Fra dieci anni chi vorrà credere questi fatti che paiono romanzo,e sono storia pur troppo; e quel ch’è peggio storia italiana?
Crispi non è così arguto e sottile; ma vince Bertani d’energia. – Eccone un saggio. – In consiglio il barone Cordova, fra i più stimati uomini di Sicilia, ministro delle finanze, non piega, come Crispi vorrebbe, a’ costui desideri: gli argomenti non sovvengono a costui spontanei e pronti come il bisogno sarebbe: ed egli, a mo’ di conclusione, trae di tasca un revolver e l’appunta al petto dell’indocile collega!…
Del resto gareggiano Crispi e Bertani d’inettitudine e di disordine: lo stesso impiego è dato a due, a tre; un ministro nomina a un posto, e lo eletto quando crede prenderne possesso lo trova già occupato. Nella spedizione degli affari vige in tutta la sua efficacia la regola canonica della prevenzione: s’applica anche ad essi la teoria del primo occupante. Guai se la corrispondenza in un dicastero giunge nel momento in cui uno di questi mestatori sia presente! Intasca lettere e dispacci, risponde se vuole, e quando se ne sovvenga – ed alla spedizione degli affari pensi la provvidenza, o meglio il caso, unica divinità di cotesta genia.
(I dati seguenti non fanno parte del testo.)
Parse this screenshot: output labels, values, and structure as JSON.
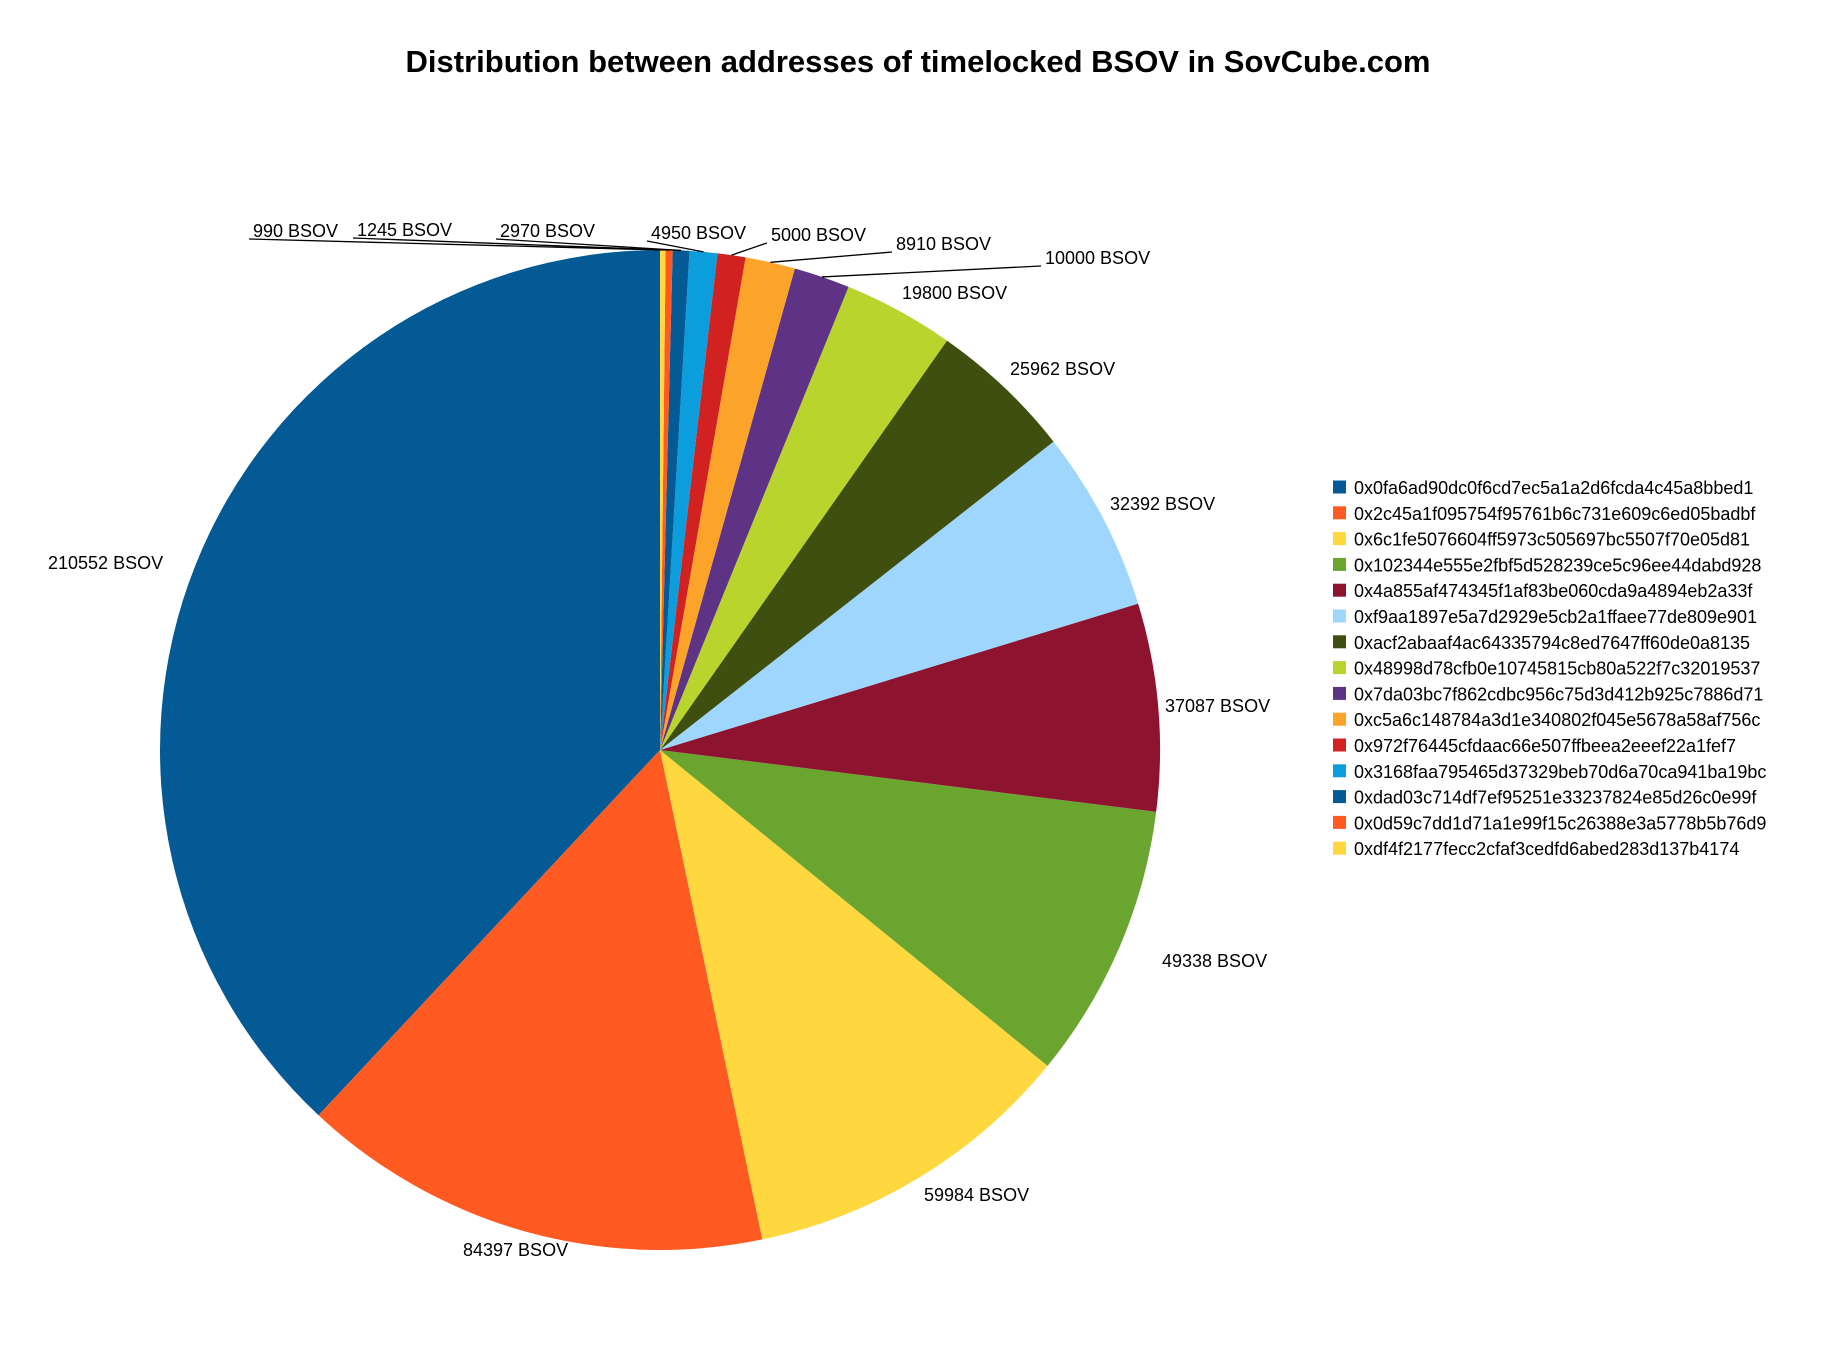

Le nomine agli impieghi in quale modo si facciano, l’arguisca ormai il lettore: titoli di promozione il capriccio della consorteria, o i fini interessati di chi tiene le file.
La importantissima amministrazione corrispondente alle nostre gabelle l’avrà un vecchio capitano del 1821, che si spera possa fare buona propaganda repubblicana fra i suoi quattordici o quindicimila dipendenti. Una principalissima provincia di Terraferma avrà a Governatore un mediconzolo di villaggio, processato per truffa e falso due volte… Ma egli ha promesso in tre mesi fare de’ suoi amministrati altrettanti repubblicani sodi, e incorruttibili!
Che più? Nell’ultima crisi ministeriale sicula non furono elevati agli onori del portafoglio di due importanti dicasteri uno scritturale o copista di cancelleria, ed un altro che i fuorusciti italiani a Malta ebbero pronto questi anni addietro, sempre quando il vollero, ai servigi più umili del commissioniere? – E fra gli altri che la spacciano in Napoli non è un fotografo di Londra, a cui parve più lucrosa speculazione spillar i Napoletani, anziché far loro il ritratto?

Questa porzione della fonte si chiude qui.